L'agent prend le bouquet et va le disposer sur une incroyable masse de Cellophane, de rubans, de messages, d'ours en peluche, de couronnes et de montages floraux, simples ou somptueux.

Le public, canalisé de part et d'autre de la rue, donne et reçoit tout par-dessus ces fameuses barrières.
Il donne les fleurs et les cartes de condoléances, il reçoit les berlingots d'eau des services de secours, les photos des fillettes distribuées par le comité de soutien et les messages anonymes.
Mais néanmoins éloquents
«Belges, réjouissons-nous Pendant 20 ou 30 ans, on va nourrir Dutroux ! »

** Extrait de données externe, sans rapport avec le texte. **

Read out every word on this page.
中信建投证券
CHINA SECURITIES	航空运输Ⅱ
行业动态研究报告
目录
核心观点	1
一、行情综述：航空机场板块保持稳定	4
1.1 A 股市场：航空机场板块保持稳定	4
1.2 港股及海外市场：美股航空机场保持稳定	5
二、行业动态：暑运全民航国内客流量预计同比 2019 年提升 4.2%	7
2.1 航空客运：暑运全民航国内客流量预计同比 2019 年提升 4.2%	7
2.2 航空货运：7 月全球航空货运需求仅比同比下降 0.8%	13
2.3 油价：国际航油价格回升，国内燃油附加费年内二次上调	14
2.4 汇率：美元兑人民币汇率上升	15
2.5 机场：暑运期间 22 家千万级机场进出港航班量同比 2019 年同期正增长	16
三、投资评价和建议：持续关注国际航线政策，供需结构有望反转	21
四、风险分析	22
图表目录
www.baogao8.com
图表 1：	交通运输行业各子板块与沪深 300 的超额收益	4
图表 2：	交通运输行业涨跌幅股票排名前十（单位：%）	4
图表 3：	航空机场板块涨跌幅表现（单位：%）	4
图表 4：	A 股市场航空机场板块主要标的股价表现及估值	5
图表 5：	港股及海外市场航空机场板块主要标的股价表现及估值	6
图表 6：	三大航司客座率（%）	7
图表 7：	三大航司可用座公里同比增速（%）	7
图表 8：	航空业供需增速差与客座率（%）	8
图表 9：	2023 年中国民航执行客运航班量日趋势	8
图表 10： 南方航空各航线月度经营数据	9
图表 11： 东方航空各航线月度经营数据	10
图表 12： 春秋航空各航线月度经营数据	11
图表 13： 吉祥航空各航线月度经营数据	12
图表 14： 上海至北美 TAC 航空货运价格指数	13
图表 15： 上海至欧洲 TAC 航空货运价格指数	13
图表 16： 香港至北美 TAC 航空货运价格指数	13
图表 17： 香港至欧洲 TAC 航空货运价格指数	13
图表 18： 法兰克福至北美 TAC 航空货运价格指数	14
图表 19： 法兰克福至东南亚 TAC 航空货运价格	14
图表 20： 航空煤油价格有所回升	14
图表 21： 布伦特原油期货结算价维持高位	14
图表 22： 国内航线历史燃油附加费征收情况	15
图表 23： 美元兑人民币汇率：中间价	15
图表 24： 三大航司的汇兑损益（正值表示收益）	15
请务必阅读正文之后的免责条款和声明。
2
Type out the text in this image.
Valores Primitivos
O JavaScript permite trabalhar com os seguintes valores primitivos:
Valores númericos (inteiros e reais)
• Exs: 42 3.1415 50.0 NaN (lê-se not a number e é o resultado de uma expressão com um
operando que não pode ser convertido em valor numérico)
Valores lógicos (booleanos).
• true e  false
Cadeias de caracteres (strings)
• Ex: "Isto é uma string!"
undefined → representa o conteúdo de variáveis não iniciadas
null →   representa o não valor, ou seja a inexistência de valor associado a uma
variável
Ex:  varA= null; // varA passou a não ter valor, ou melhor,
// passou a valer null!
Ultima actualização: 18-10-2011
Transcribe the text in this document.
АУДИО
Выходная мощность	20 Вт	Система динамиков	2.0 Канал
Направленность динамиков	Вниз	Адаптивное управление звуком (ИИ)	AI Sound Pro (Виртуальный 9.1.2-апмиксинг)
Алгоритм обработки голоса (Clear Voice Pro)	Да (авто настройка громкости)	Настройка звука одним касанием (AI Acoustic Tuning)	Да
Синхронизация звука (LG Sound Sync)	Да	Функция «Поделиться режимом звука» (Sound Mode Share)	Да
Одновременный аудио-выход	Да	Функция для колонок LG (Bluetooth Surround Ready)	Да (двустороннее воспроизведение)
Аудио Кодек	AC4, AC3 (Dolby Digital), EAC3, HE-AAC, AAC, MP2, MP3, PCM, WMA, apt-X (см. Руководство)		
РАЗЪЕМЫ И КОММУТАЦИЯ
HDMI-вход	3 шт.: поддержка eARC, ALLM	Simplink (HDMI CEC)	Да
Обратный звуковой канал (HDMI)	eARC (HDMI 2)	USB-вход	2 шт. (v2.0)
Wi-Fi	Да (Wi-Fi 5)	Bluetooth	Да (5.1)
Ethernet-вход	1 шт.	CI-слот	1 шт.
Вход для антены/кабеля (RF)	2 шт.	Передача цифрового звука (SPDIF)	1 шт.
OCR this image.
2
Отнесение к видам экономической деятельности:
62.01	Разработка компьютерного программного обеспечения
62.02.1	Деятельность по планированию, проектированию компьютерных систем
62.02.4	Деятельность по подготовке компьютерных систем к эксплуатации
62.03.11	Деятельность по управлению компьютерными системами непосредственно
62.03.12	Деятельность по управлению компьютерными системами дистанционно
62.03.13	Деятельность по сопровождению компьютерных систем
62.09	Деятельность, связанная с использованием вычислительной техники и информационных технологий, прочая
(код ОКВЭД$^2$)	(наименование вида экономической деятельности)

« C'est là qu'il faut frapper ! »


On est encore loin de la cérémonie religieuse. Les commentaires permettent de tromper l'attente. Chacun a sa vérité sur les pédophiles, sur les enquêteurs, sur la Justice et sur les solutions à apporter pour en finir. «En Belgique, on n'a pas d'affaires sophistiquées pour les enquêtes mais on a bien 450.000FB pour que Dehaene aille à un match ! C'est là, madame, qu'il faut frapper... »
Une dame explique bien fort qu'elle a rabattu son caquet à une connaissance : «Et je lui ai dit : "Alors quoi ? Tes dans le camp des pédophiles ?" Et il n'a plus osé dire un mot». Elle poursuit vivement sur les faits et gestes de Dutroux, affirmant ce qui est. Plus une série de détails de sa propre cuvée pour emballer le tout. «Mais c'est pas vrai Qu'est-ce que vous racontez ?», ose une jeune femme à deux pas. La dame hoche la tête en regardant sa voisine d'un air entendu.

Micro, photo
Un journaliste d'Euronews arrive tout essoufflé devant l'entrée de la chapelle. Col de chemise remonté, il enfile à toute allure une cravate devant la caméra. Il se peigne hâtivement sous le regard curieux des personnes qui attendent, accoudées aux barrières.
Y a-t-il quelqu'un qui parle anglais ? Une jeune fille signale à tout hasard qu'elle se débrouille correctement. Et c'est parti. Micro, interview. Elle remet ça quelques minutes plus tard avec un autre journaliste anglophone. Ses voisins commencent à la regarder d'un autre oeil.
Trois religieuses descendent la rue à pas pressés, passent devant la chapelle et poursuivent leur chemin, en jetant pardessus leur épaule des regards de moineau furtif au photographe qui les poursuit à petites foulées.

Quinze corbillards
L'attente devient fébrile. On se marche sur les pieds. On peut presque sentir la foule frissonner, nerveuse. Impatiente ?
Même si la discipline reste de rigueur. L'arrivée des parents d'Ann Marchal déclenche une salve d'applaudissements.
La famille s'arrête, un peu surprise par l'accueil et poursuit vers l'entrée de la chapelle. La soeur d'Ann est secouée de sanglots.
Les personnalités se succèdent presque sans interruption. Jusqu'à l'arrivée des deux camions de pompiers, qui disparaissent sous les fleurs. Et les quinze corbillards, applaudis eux aussi.

Le vrai partage
Suivent les deux autres véhicules. Le public ne bat plus des mains. On extrait des corbillards les cercueils blancs.
Si courts... Les parents et les frères de Julie et de Mélissa arrivent à pied. Devant le spectacle des deux familles silencieuses mais aussi devant tout ce qui symbolise la mort terrible de deux enfants, on pourrait presque toucher ce chagrin dense, compact. Vraiment partagé par tous à ce moment précis. Suspendu.
Cette communauté de sentiments, on la ressentira aussi un peu plus tard. Quand, dans la basilique, s'élèvera la voix opaline d'un petit garçon qui chante à pleins poumons pour des milliers de personnes.
La foule se resserre. On oublie pour quelques secondes les phrases acides, les formules simplistes, les bousculades énervées autour de quelques ministres.

P. S.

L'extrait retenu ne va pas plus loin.